A collaboration with Penguin Random House makes lit accessible for subway riders
Your commute may not be getting any faster, but on Sunday, the MTA rolled out a new program that could make it more enjoyable. A collaboration between the transit authority and Penguin Random House, Subway Reads is a "web platform that can be reached from a subway platform," explains the New York Times. "The idea is for riders to download a short story or a chapter and read it on the train."
The selections are even organized by length of time it’d take to read a chapter, so you can coordinate your cultural consumption to the length of your commute. Got 10 minutes? Try Gary Shteyngart. Got 30? Give Jennifer Egan a go. (Optimistically, the read-time options top out at 30 minutes. Something to aspire to!)
For now, the Subway Reads is stocked with five novellas or short stories, says the Times—"e-shorts" in Penguin Random House parlance—including both contemporary offerings (Lee Child, Lisa Gardner, Alexander McCall Smith) and literary classics (F. Scott Fitzgerald, Edgar Allan Poe).
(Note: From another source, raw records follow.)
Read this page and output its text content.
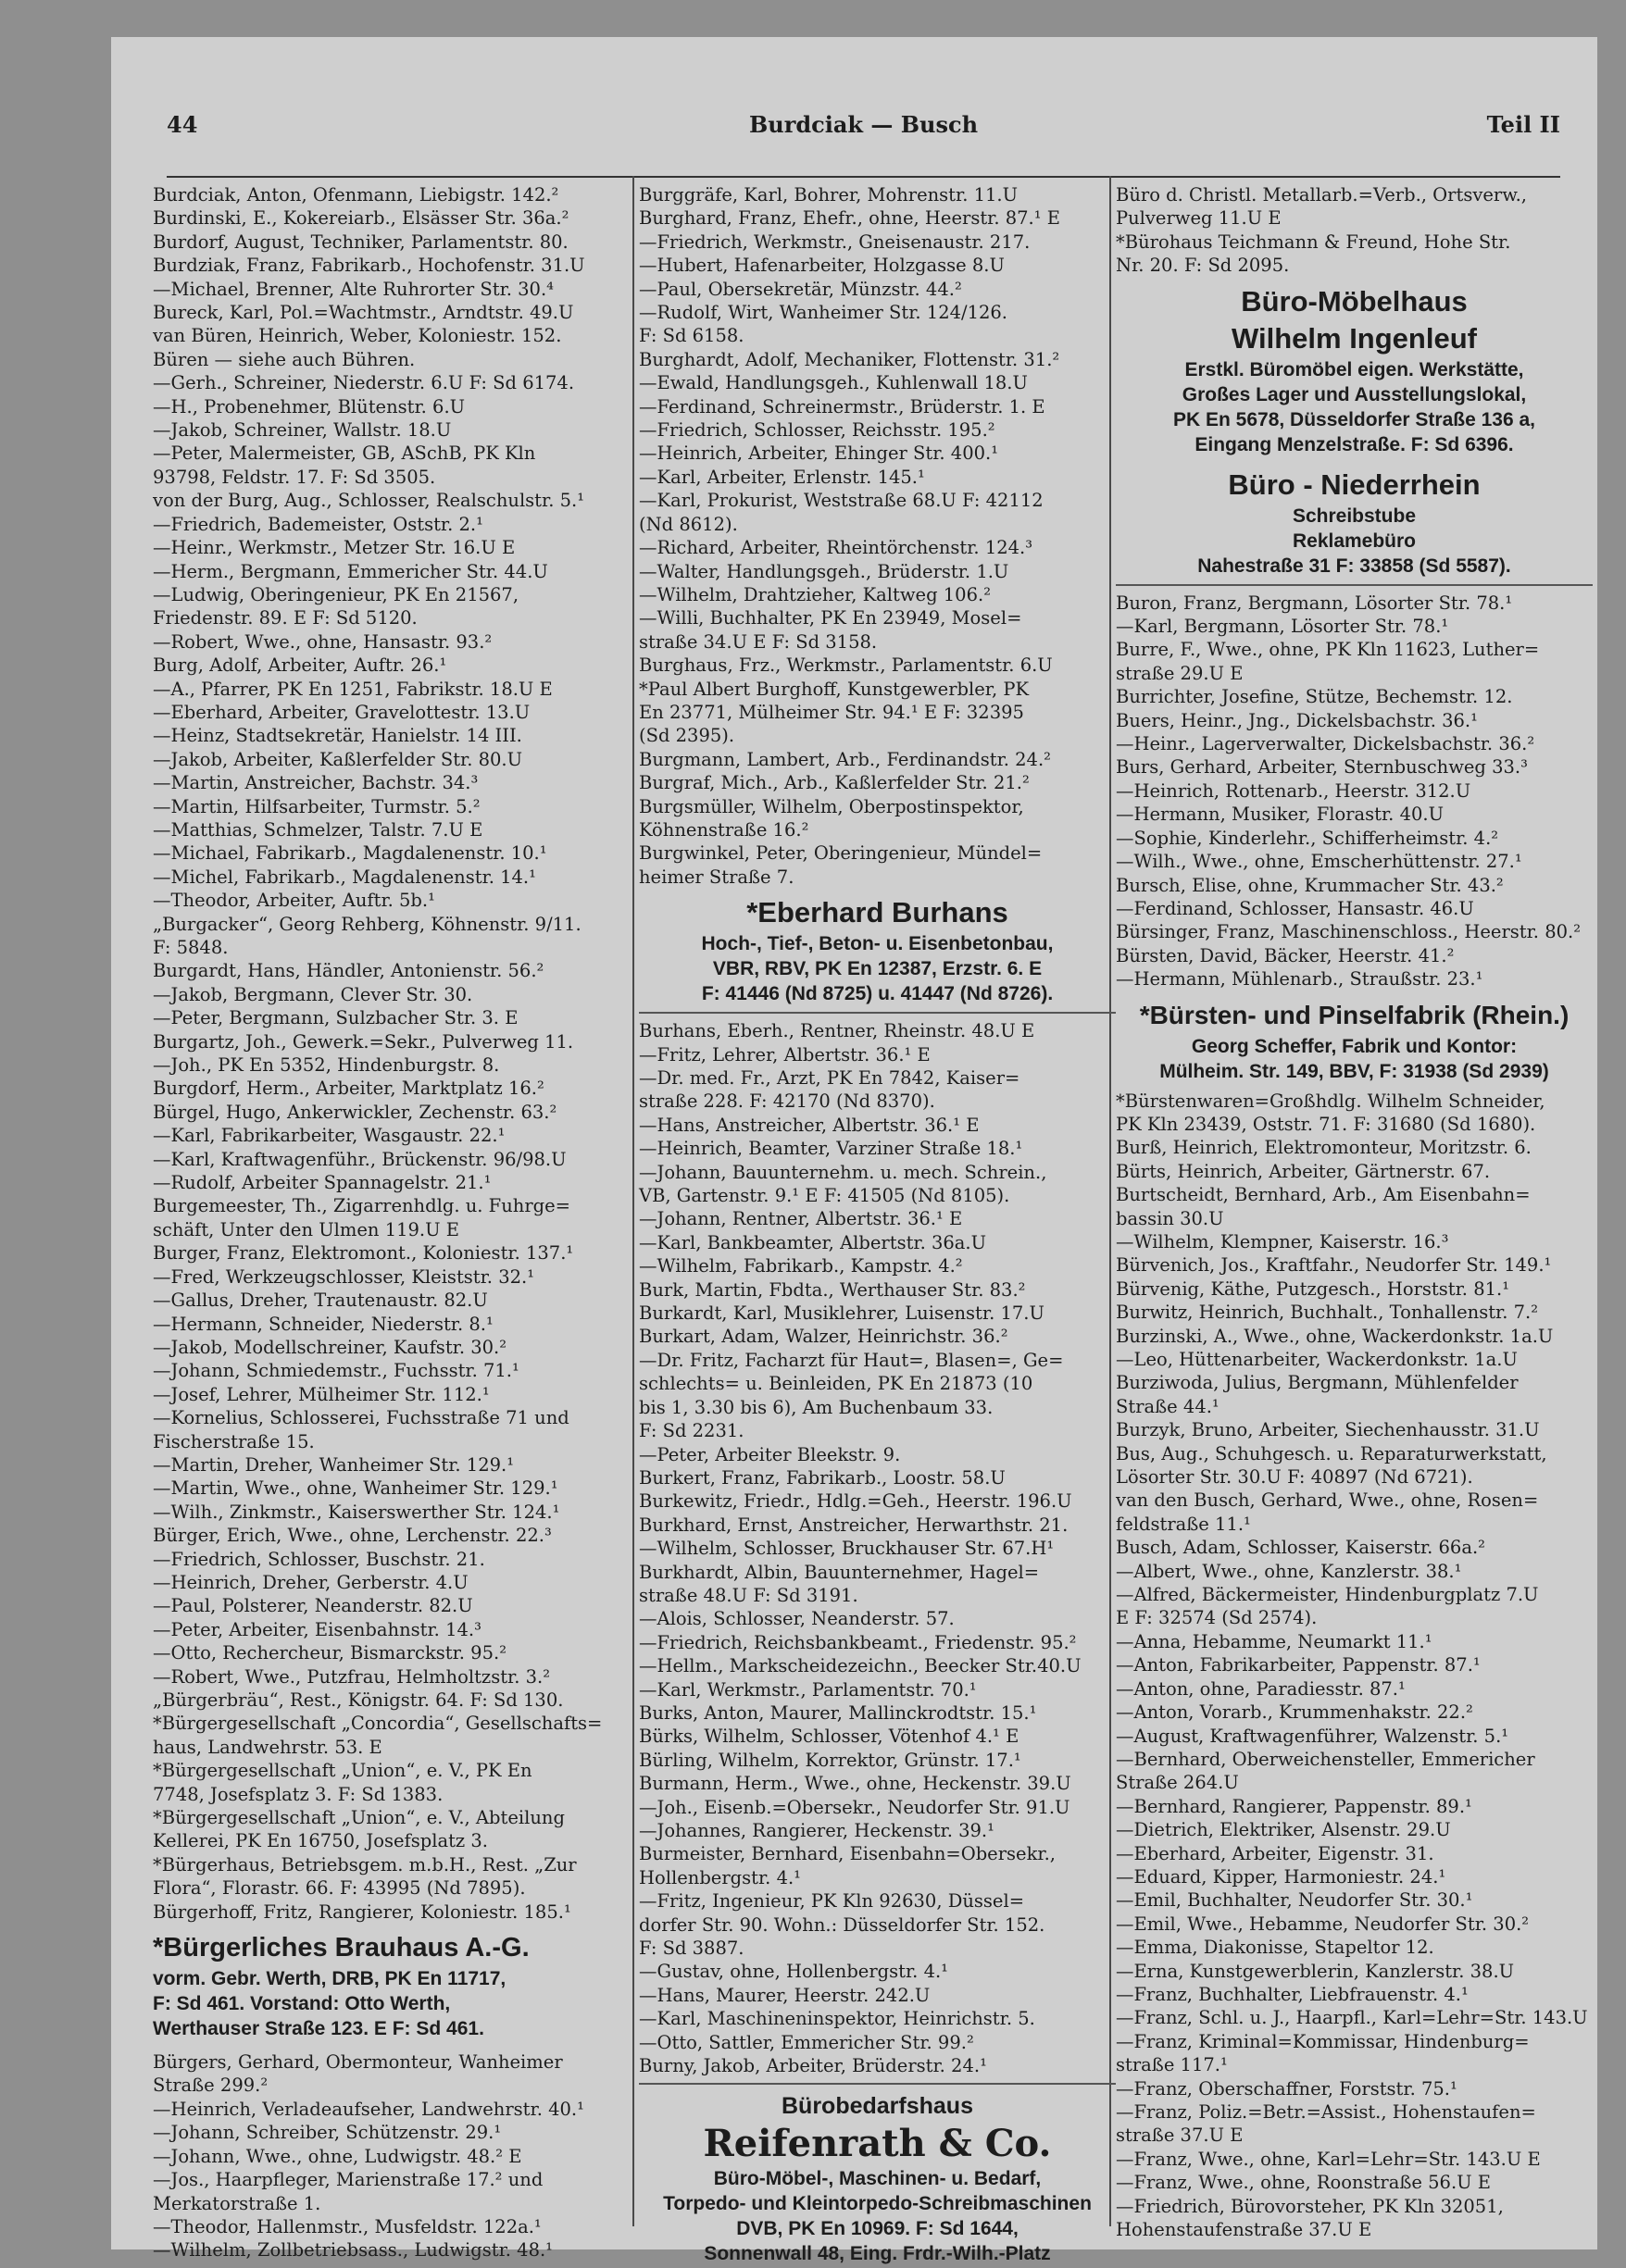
44	Burdciak — Busch	Teil II
Burdciak, Anton, Ofenmann, Liebigstr. 142.²
Burdinski, E., Kokereiarb., Elsässer Str. 36a.²
Burdorf, August, Techniker, Parlamentstr. 80.
Burdziak, Franz, Fabrikarb., Hochofenstr. 31.U
—Michael, Brenner, Alte Ruhrorter Str. 30.⁴
Bureck, Karl, Pol.=Wachtmstr., Arndtstr. 49.U
van Büren, Heinrich, Weber, Koloniestr. 152.
Büren — siehe auch Bühren.
—Gerh., Schreiner, Niederstr. 6.U F: Sd 6174.
—H., Probenehmer, Blütenstr. 6.U
—Jakob, Schreiner, Wallstr. 18.U
—Peter, Malermeister, GB, ASchB, PK Kln
93798, Feldstr. 17. F: Sd 3505.
von der Burg, Aug., Schlosser, Realschulstr. 5.¹
—Friedrich, Bademeister, Oststr. 2.¹
—Heinr., Werkmstr., Metzer Str. 16.U E
—Herm., Bergmann, Emmericher Str. 44.U
—Ludwig, Oberingenieur, PK En 21567,
Friedenstr. 89. E F: Sd 5120.
—Robert, Wwe., ohne, Hansastr. 93.²
Burg, Adolf, Arbeiter, Auftr. 26.¹
—A., Pfarrer, PK En 1251, Fabrikstr. 18.U E
—Eberhard, Arbeiter, Gravelottestr. 13.U
—Heinz, Stadtsekretär, Hanielstr. 14 III.
—Jakob, Arbeiter, Kaßlerfelder Str. 80.U
—Martin, Anstreicher, Bachstr. 34.³
—Martin, Hilfsarbeiter, Turmstr. 5.²
—Matthias, Schmelzer, Talstr. 7.U E
—Michael, Fabrikarb., Magdalenenstr. 10.¹
—Michel, Fabrikarb., Magdalenenstr. 14.¹
—Theodor, Arbeiter, Auftr. 5b.¹
„Burgacker“, Georg Rehberg, Köhnenstr. 9/11.
F: 5848.
Burgardt, Hans, Händler, Antonienstr. 56.²
—Jakob, Bergmann, Clever Str. 30.
—Peter, Bergmann, Sulzbacher Str. 3. E
Burgartz, Joh., Gewerk.=Sekr., Pulverweg 11.
—Joh., PK En 5352, Hindenburgstr. 8.
Burgdorf, Herm., Arbeiter, Marktplatz 16.²
Bürgel, Hugo, Ankerwickler, Zechenstr. 63.²
—Karl, Fabrikarbeiter, Wasgaustr. 22.¹
—Karl, Kraftwagenführ., Brückenstr. 96/98.U
—Rudolf, Arbeiter Spannagelstr. 21.¹
Burgemeester, Th., Zigarrenhdlg. u. Fuhrge=
schäft, Unter den Ulmen 119.U E
Burger, Franz, Elektromont., Koloniestr. 137.¹
—Fred, Werkzeugschlosser, Kleiststr. 32.¹
—Gallus, Dreher, Trautenaustr. 82.U
—Hermann, Schneider, Niederstr. 8.¹
—Jakob, Modellschreiner, Kaufstr. 30.²
—Johann, Schmiedemstr., Fuchsstr. 71.¹
—Josef, Lehrer, Mülheimer Str. 112.¹
—Kornelius, Schlosserei, Fuchsstraße 71 und
Fischerstraße 15.
—Martin, Dreher, Wanheimer Str. 129.¹
—Martin, Wwe., ohne, Wanheimer Str. 129.¹
—Wilh., Zinkmstr., Kaiserswerther Str. 124.¹
Bürger, Erich, Wwe., ohne, Lerchenstr. 22.³
—Friedrich, Schlosser, Buschstr. 21.
—Heinrich, Dreher, Gerberstr. 4.U
—Paul, Polsterer, Neanderstr. 82.U
—Peter, Arbeiter, Eisenbahnstr. 14.³
—Otto, Rechercheur, Bismarckstr. 95.²
—Robert, Wwe., Putzfrau, Helmholtzstr. 3.²
„Bürgerbräu“, Rest., Königstr. 64. F: Sd 130.
*Bürgergesellschaft „Concordia“, Gesellschafts=
haus, Landwehrstr. 53. E
*Bürgergesellschaft „Union“, e. V., PK En
7748, Josefsplatz 3. F: Sd 1383.
*Bürgergesellschaft „Union“, e. V., Abteilung
Kellerei, PK En 16750, Josefsplatz 3.
*Bürgerhaus, Betriebsgem. m.b.H., Rest. „Zur
Flora“, Florastr. 66. F: 43995 (Nd 7895).
Bürgerhoff, Fritz, Rangierer, Koloniestr. 185.¹
*Bürgerliches Brauhaus A.-G.
vorm. Gebr. Werth, DRB, PK En 11717,
F: Sd 461. Vorstand: Otto Werth,
Werthauser Straße 123. E F: Sd 461.
Bürgers, Gerhard, Obermonteur, Wanheimer
Straße 299.²
—Heinrich, Verladeaufseher, Landwehrstr. 40.¹
—Johann, Schreiber, Schützenstr. 29.¹
—Johann, Wwe., ohne, Ludwigstr. 48.² E
—Jos., Haarpfleger, Marienstraße 17.² und
Merkatorstraße 1.
—Theodor, Hallenmstr., Musfeldstr. 122a.¹
—Wilhelm, Zollbetriebsass., Ludwigstr. 48.¹
Burggräfe, Karl, Bohrer, Mohrenstr. 11.U
Burghard, Franz, Ehefr., ohne, Heerstr. 87.¹ E
—Friedrich, Werkmstr., Gneisenaustr. 217.
—Hubert, Hafenarbeiter, Holzgasse 8.U
—Paul, Obersekretär, Münzstr. 44.²
—Rudolf, Wirt, Wanheimer Str. 124/126.
F: Sd 6158.
Burghardt, Adolf, Mechaniker, Flottenstr. 31.²
—Ewald, Handlungsgeh., Kuhlenwall 18.U
—Ferdinand, Schreinermstr., Brüderstr. 1. E
—Friedrich, Schlosser, Reichsstr. 195.²
—Heinrich, Arbeiter, Ehinger Str. 400.¹
—Karl, Arbeiter, Erlenstr. 145.¹
—Karl, Prokurist, Weststraße 68.U F: 42112
(Nd 8612).
—Richard, Arbeiter, Rheintörchenstr. 124.³
—Walter, Handlungsgeh., Brüderstr. 1.U
—Wilhelm, Drahtzieher, Kaltweg 106.²
—Willi, Buchhalter, PK En 23949, Mosel=
straße 34.U E F: Sd 3158.
Burghaus, Frz., Werkmstr., Parlamentstr. 6.U
*Paul Albert Burghoff, Kunstgewerbler, PK
En 23771, Mülheimer Str. 94.¹ E F: 32395
(Sd 2395).
Burgmann, Lambert, Arb., Ferdinandstr. 24.²
Burgraf, Mich., Arb., Kaßlerfelder Str. 21.²
Burgsmüller, Wilhelm, Oberpostinspektor,
Köhnenstraße 16.²
Burgwinkel, Peter, Oberingenieur, Mündel=
heimer Straße 7.
*Eberhard Burhans
Hoch-, Tief-, Beton- u. Eisenbetonbau,
VBR, RBV, PK En 12387, Erzstr. 6. E
F: 41446 (Nd 8725) u. 41447 (Nd 8726).
Burhans, Eberh., Rentner, Rheinstr. 48.U E
—Fritz, Lehrer, Albertstr. 36.¹ E
—Dr. med. Fr., Arzt, PK En 7842, Kaiser=
straße 228. F: 42170 (Nd 8370).
—Hans, Anstreicher, Albertstr. 36.¹ E
—Heinrich, Beamter, Varziner Straße 18.¹
—Johann, Bauunternehm. u. mech. Schrein.,
VB, Gartenstr. 9.¹ E F: 41505 (Nd 8105).
—Johann, Rentner, Albertstr. 36.¹ E
—Karl, Bankbeamter, Albertstr. 36a.U
—Wilhelm, Fabrikarb., Kampstr. 4.²
Burk, Martin, Fbdta., Werthauser Str. 83.²
Burkardt, Karl, Musiklehrer, Luisenstr. 17.U
Burkart, Adam, Walzer, Heinrichstr. 36.²
—Dr. Fritz, Facharzt für Haut=, Blasen=, Ge=
schlechts= u. Beinleiden, PK En 21873 (10
bis 1, 3.30 bis 6), Am Buchenbaum 33.
F: Sd 2231.
—Peter, Arbeiter Bleekstr. 9.
Burkert, Franz, Fabrikarb., Loostr. 58.U
Burkewitz, Friedr., Hdlg.=Geh., Heerstr. 196.U
Burkhard, Ernst, Anstreicher, Herwarthstr. 21.
—Wilhelm, Schlosser, Bruckhauser Str. 67.H¹
Burkhardt, Albin, Bauunternehmer, Hagel=
straße 48.U F: Sd 3191.
—Alois, Schlosser, Neanderstr. 57.
—Friedrich, Reichsbankbeamt., Friedenstr. 95.²
—Hellm., Markscheidezeichn., Beecker Str.40.U
—Karl, Werkmstr., Parlamentstr. 70.¹
Burks, Anton, Maurer, Mallinckrodtstr. 15.¹
Bürks, Wilhelm, Schlosser, Vötenhof 4.¹ E
Bürling, Wilhelm, Korrektor, Grünstr. 17.¹
Burmann, Herm., Wwe., ohne, Heckenstr. 39.U
—Joh., Eisenb.=Obersekr., Neudorfer Str. 91.U
—Johannes, Rangierer, Heckenstr. 39.¹
Burmeister, Bernhard, Eisenbahn=Obersekr.,
Hollenbergstr. 4.¹
—Fritz, Ingenieur, PK Kln 92630, Düssel=
dorfer Str. 90. Wohn.: Düsseldorfer Str. 152.
F: Sd 3887.
—Gustav, ohne, Hollenbergstr. 4.¹
—Hans, Maurer, Heerstr. 242.U
—Karl, Maschineninspektor, Heinrichstr. 5.
—Otto, Sattler, Emmericher Str. 99.²
Burny, Jakob, Arbeiter, Brüderstr. 24.¹
Bürobedarfshaus
Reifenrath & Co.
Büro-Möbel-, Maschinen- u. Bedarf,
Torpedo- und Kleintorpedo-Schreibmaschinen
DVB, PK En 10969. F: Sd 1644,
Sonnenwall 48, Eing. Frdr.-Wilh.-Platz
Büro d. Christl. Metallarb.=Verb., Ortsverw.,
Pulverweg 11.U E
*Bürohaus Teichmann & Freund, Hohe Str.
Nr. 20. F: Sd 2095.
Büro-Möbelhaus
Wilhelm Ingenleuf
Erstkl. Büromöbel eigen. Werkstätte,
Großes Lager und Ausstellungslokal,
PK En 5678, Düsseldorfer Straße 136 a,
Eingang Menzelstraße. F: Sd 6396.
Büro - Niederrhein
Schreibstube
Reklamebüro
Nahestraße 31 F: 33858 (Sd 5587).
Buron, Franz, Bergmann, Lösorter Str. 78.¹
—Karl, Bergmann, Lösorter Str. 78.¹
Burre, F., Wwe., ohne, PK Kln 11623, Luther=
straße 29.U E
Burrichter, Josefine, Stütze, Bechemstr. 12.
Buers, Heinr., Jng., Dickelsbachstr. 36.¹
—Heinr., Lagerverwalter, Dickelsbachstr. 36.²
Burs, Gerhard, Arbeiter, Sternbuschweg 33.³
—Heinrich, Rottenarb., Heerstr. 312.U
—Hermann, Musiker, Florastr. 40.U
—Sophie, Kinderlehr., Schifferheimstr. 4.²
—Wilh., Wwe., ohne, Emscherhüttenstr. 27.¹
Bursch, Elise, ohne, Krummacher Str. 43.²
—Ferdinand, Schlosser, Hansastr. 46.U
Bürsinger, Franz, Maschinenschloss., Heerstr. 80.²
Bürsten, David, Bäcker, Heerstr. 41.²
—Hermann, Mühlenarb., Straußstr. 23.¹
*Bürsten- und Pinselfabrik (Rhein.)
Georg Scheffer, Fabrik und Kontor:
Mülheim. Str. 149, BBV, F: 31938 (Sd 2939)
*Bürstenwaren=Großhdlg. Wilhelm Schneider,
PK Kln 23439, Oststr. 71. F: 31680 (Sd 1680).
Burß, Heinrich, Elektromonteur, Moritzstr. 6.
Bürts, Heinrich, Arbeiter, Gärtnerstr. 67.
Burtscheidt, Bernhard, Arb., Am Eisenbahn=
bassin 30.U
—Wilhelm, Klempner, Kaiserstr. 16.³
Bürvenich, Jos., Kraftfahr., Neudorfer Str. 149.¹
Bürvenig, Käthe, Putzgesch., Horststr. 81.¹
Burwitz, Heinrich, Buchhalt., Tonhallenstr. 7.²
Burzinski, A., Wwe., ohne, Wackerdonkstr. 1a.U
—Leo, Hüttenarbeiter, Wackerdonkstr. 1a.U
Burziwoda, Julius, Bergmann, Mühlenfelder
Straße 44.¹
Burzyk, Bruno, Arbeiter, Siechenhausstr. 31.U
Bus, Aug., Schuhgesch. u. Reparaturwerkstatt,
Lösorter Str. 30.U F: 40897 (Nd 6721).
van den Busch, Gerhard, Wwe., ohne, Rosen=
feldstraße 11.¹
Busch, Adam, Schlosser, Kaiserstr. 66a.²
—Albert, Wwe., ohne, Kanzlerstr. 38.¹
—Alfred, Bäckermeister, Hindenburgplatz 7.U
E F: 32574 (Sd 2574).
—Anna, Hebamme, Neumarkt 11.¹
—Anton, Fabrikarbeiter, Pappenstr. 87.¹
—Anton, ohne, Paradiesstr. 87.¹
—Anton, Vorarb., Krummenhakstr. 22.²
—August, Kraftwagenführer, Walzenstr. 5.¹
—Bernhard, Oberweichensteller, Emmericher
Straße 264.U
—Bernhard, Rangierer, Pappenstr. 89.¹
—Dietrich, Elektriker, Alsenstr. 29.U
—Eberhard, Arbeiter, Eigenstr. 31.
—Eduard, Kipper, Harmoniestr. 24.¹
—Emil, Buchhalter, Neudorfer Str. 30.¹
—Emil, Wwe., Hebamme, Neudorfer Str. 30.²
—Emma, Diakonisse, Stapeltor 12.
—Erna, Kunstgewerblerin, Kanzlerstr. 38.U
—Franz, Buchhalter, Liebfrauenstr. 4.¹
—Franz, Schl. u. J., Haarpfl., Karl=Lehr=Str. 143.U
—Franz, Kriminal=Kommissar, Hindenburg=
straße 117.¹
—Franz, Oberschaffner, Forststr. 75.¹
—Franz, Poliz.=Betr.=Assist., Hohenstaufen=
straße 37.U E
—Franz, Wwe., ohne, Karl=Lehr=Str. 143.U E
—Franz, Wwe., ohne, Roonstraße 56.U E
—Friedrich, Bürovorsteher, PK Kln 32051,
Hohenstaufenstraße 37.U E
If you’re not a completist, there’s also a smorgasbord of excerpts to choose from: Michael Chabon, Nora Ephron, Colum McCann. Robert Caro, if you’re feeling ambitious and biographical. Unlike regular e-books, Subway Reads are all free.
Like all good things, though, the program won’t be around forever. Designed to promote Wi-Fi service in 175 underground stations, Subway Reads itself will run for just eight weeks—so get cracking.